Auch hier zeigt sich, dass die Orientierung an den schlechtesten 25 Prozent nicht zu sachgerechten Ergebnissen führt, da insgesamt schon jetzt die Personalausstattung unzureichend ist und sich zudem eine Abwärtsspirale entwickeln kann. Keineswegs darf hier an dem derzeit schlechten Ist-Schlüssel angeknüpft werden, sondern es ist – auch hier - eine nach allgemeinen Personalbemessungsgrundsätzen in der Geriatrie angemessene Besetzung zum Maßstab zu machen.

3.) Festlegungen für den Bereich der Pädiatrie/pädiatrischen Intensivmedizin (§ 6 PpUGV)

Die BAG SELBSTHILFE hält Pflege-Untergrenzen in den päd. Intensivstationen im Verhältnis Patient/Pfleger von 2:1 sinnvoll. Gerade im Bereich der Versorgung von herzkranken Kindern ist allerdings aus der Sicht der BAG SELBSTHILFE bzgl. der Festlegung der Personaluntergrenzen nicht ganz klar, wo die Schnittmengen bei den Bereichen Pädiatrie / Herzchirurgie liegt. Denn herzkranke Kinder liegen ja teilweise auf einer päd. Intensivstation und teilweise auf einer herzchirurgischen ICU- mit durchaus unterschiedlichen Pflegepersonaluntergrenzen. Hier wäre in letzterem Fall u.U. ein höhere Pflegepersonaluntergrenze anzusetzen.
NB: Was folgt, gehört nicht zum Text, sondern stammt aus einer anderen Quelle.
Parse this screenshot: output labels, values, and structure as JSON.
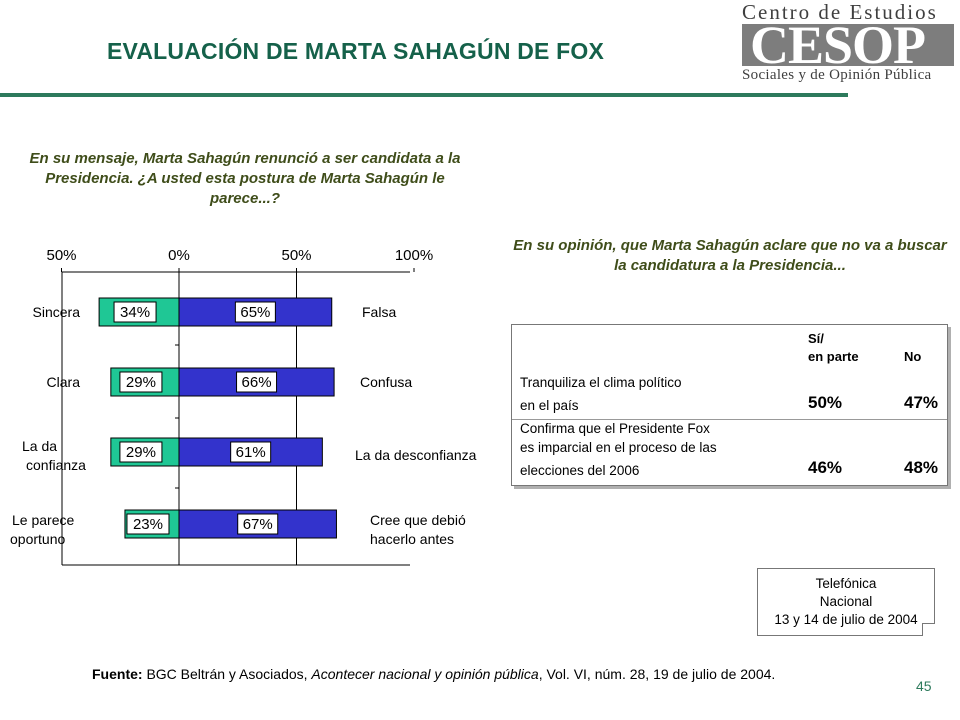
{
  "header": {
    "title": "EVALUACIÓN DE MARTA SAHAGÚN DE FOX",
    "logo_line1": "Centro de Estudios",
    "logo_mark": "CESOP",
    "logo_line2": "Sociales y de Opinión Pública"
  },
  "question_left": "En su mensaje, Marta Sahagún renunció a ser candidata a la Presidencia. ¿A usted esta postura de Marta Sahagún le parece...?",
  "question_right": "En su opinión, que Marta Sahagún aclare que no va a buscar la candidatura a la Presidencia...",
  "chart_data": {
    "type": "bar",
    "orientation": "horizontal-diverging",
    "axis_ticks": [
      "50%",
      "0%",
      "50%",
      "100%"
    ],
    "xlim": [
      -50,
      100
    ],
    "categories_left": [
      "Sincera",
      "Clara",
      "La da confianza",
      "Le parece oportuno"
    ],
    "categories_right": [
      "Falsa",
      "Confusa",
      "La da desconfianza",
      "Cree que debió hacerlo antes"
    ],
    "series": [
      {
        "values": [
          34,
          29,
          29,
          23
        ],
        "labels": [
          "34%",
          "29%",
          "29%",
          "23%"
        ],
        "color": "#1fc795"
      },
      {
        "values": [
          65,
          66,
          61,
          67
        ],
        "labels": [
          "65%",
          "66%",
          "61%",
          "67%"
        ],
        "color": "#3333cc"
      }
    ],
    "grid": true
  },
  "opinion_table": {
    "col_si": "Sí/",
    "col_si2": "en parte",
    "col_no": "No",
    "rows": [
      {
        "line1": "Tranquiliza el clima político",
        "line2": "en el país",
        "line3": "",
        "si": "50%",
        "no": "47%"
      },
      {
        "line1": "Confirma que el Presidente Fox",
        "line2": "es imparcial en el proceso de las",
        "line3": "elecciones del 2006",
        "si": "46%",
        "no": "48%"
      }
    ]
  },
  "source_box": {
    "line1": "Telefónica",
    "line2": "Nacional",
    "line3": "13 y 14 de julio de 2004"
  },
  "footnote": {
    "label": "Fuente:",
    "text1": " BGC Beltrán y Asociados, ",
    "italic": "Acontecer nacional y opinión pública",
    "text2": ", Vol. VI, núm. 28, 19 de julio de 2004."
  },
  "page_number": "45",
  "colors": {
    "accent": "#2d7a5c",
    "title": "#15614a",
    "positive": "#1fc795",
    "negative": "#3333cc"
  }
}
Aus der Sicht der BAG SELBSTHILFE zeigt sich gerade im Bereich der Pädiatrie das Dilemma des Mangels an Pflegekräften besonders dramatisch: Insgesamt sind derzeit in kinderkardiologischen Stationen deutschlandweit etwa 1/3 der Betten gesperrt, weil Personal fehlt. Dadurch werden OPs am offenen Herzen verschoben, teilweise bis zu 8 x. Das Corona-bedingte Moratorium nochmals zu verlängern, macht jedoch auch keinen Sinn, weil die PflegerInnen ja erst aus-bzw. fortgebildet werden müssen. Hier muss dringend Abhilfe geschaffen werden.